ONEOK reported nearly $1 billion in net income in the fourth quarter of the year and about $3 billion for all of 2024.
The Tulsa-based company gave credit in part to higher rates approved by Oklahoma regulators.
“ONEOK’s strong performance in 2024 was driven by contributions from multiple strategic acquisitions, volume growth and fee-based earnings,” said Pierce H. Norton II, ONEOK president and chief executive officer.
Net income including noncontrolling interests was $1 billion while net income excluding the noncontrolling interests totaled $923 million or $1.57 per share. Adjusted EBITDA was $2.17 billion.
For all of 2024, ONEOK had $3.1 billion in net income including noncontrolling interests and $3.0 billion excluding the noncontrolling interests or $5.17 per diluted share. Its adjusted EBITDA for the year was $6.78 billion.
“Over the past two years, strategic acquisitions and steady organic growth have transformed ONEOK into an even more geographically diversified and integrated midstream infrastructure company,” added Norton. “Our disciplined and intentional growth strategy continues with our current slate of projects, including the recently announced LPG export terminal joint venture. These strategic investments align with ONEOK’s capital allocation strategy, further positioning the company for long-term growth and delivering value to shareholders.”
HIGHLIGHTS:
- Returning value to shareholders:
- In January 2025, ONEOK increased its quarterly dividend 4% to $1.03 per share, or $4.12 per share annualized.
- As of Feb. 17, 2025, ONEOK has repurchased 1.675 million shares of common stock for $171.7 million under its $2 billion share repurchase program.
- In February 2025, ONEOK announced joint ventures to construct a 400,000-barrel per day (bpd) liquified petroleum gas (LPG) export terminal in Texas City, Texas, and a pipeline connecting ONEOK’s Mont Belvieu storage facility to the new terminal.
- Recently completed capital-growth projects:
- In December 2024, ONEOK completed construction of MB-6, a 125,000-bpd natural gas liquids (NGL) fractionator in Mont Belvieu, Texas.
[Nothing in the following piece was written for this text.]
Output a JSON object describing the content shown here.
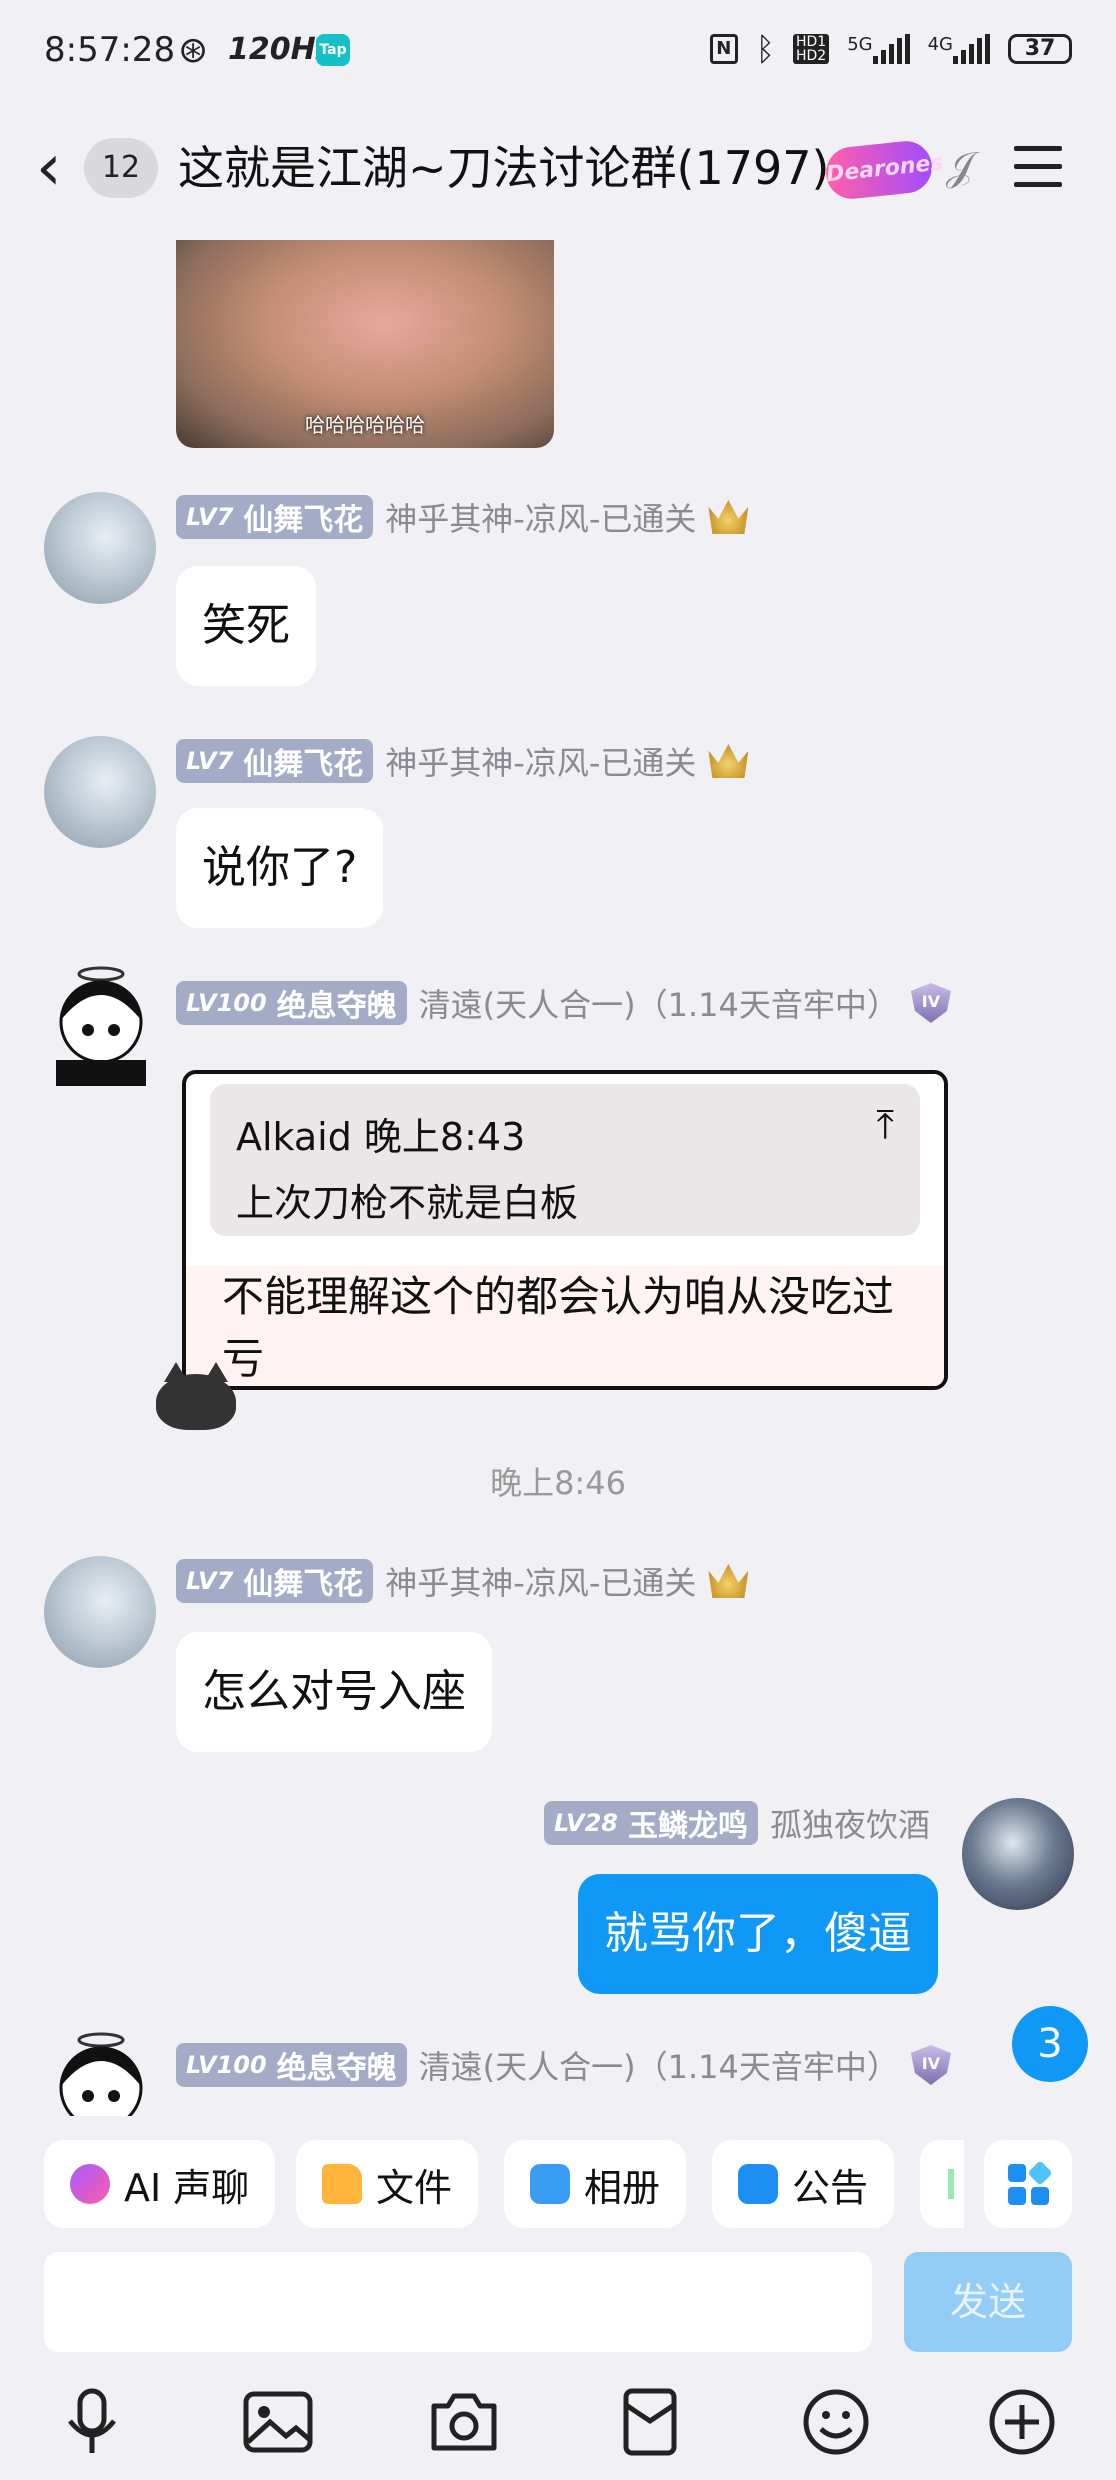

- In December 2024, ONEOK completed the full looping of the West Texas NGL Pipeline system, expanding capacity to 515,000 bpd. Additional pump stations are expected to be completed in mid-2025 and will increase system capacity to 740,000 bpd.
- In January 2025, ONEOK completed construction of the Elk Creek pipeline expansion. The project will increase capacity to 575,000 bpd out of the Rocky Mountain region following the supply of full power capability in mid-2025.
- In October 2024, ONEOK completed the acquisition of Medallion Midstream (Medallion).
- In December 2024, ONEOK completed an interstate natural gas pipeline divestiture for $1.2 billion.
- In January 2025, ONEOK completed the acquisition of EnLink Midstream (EnLink).
- 2024 Environmental, Social and Governance (ESG) highlights:
- ONEOK received an MSCI ESG Rating of AAA.
- ONEOK’s ESG Risk Rating, as assessed by Morningstar Sustainalytics, was in the top 20% of the refiners and pipelines industry.
- As of year-end 2024, ONEOK had achieved combined Scope 1 and Scope 2 emissions reductions totaling approximately 1.7 million metric tons (MMT), or 77% toward the company’s targeted 2.2 MMT 2030 reduction target.
- As of Dec. 31, 2024:
- 3.6 times fourth-quarter 2024 annualized run-rate net debt-to-EBITDA ratio.
- No borrowings outstanding under ONEOK’s $2.5 billion credit agreement.
- In February 2025, ONEOK amended and restated its credit agreement, increasing the capacity to $3.5 billion and extending the expiration to February 2030.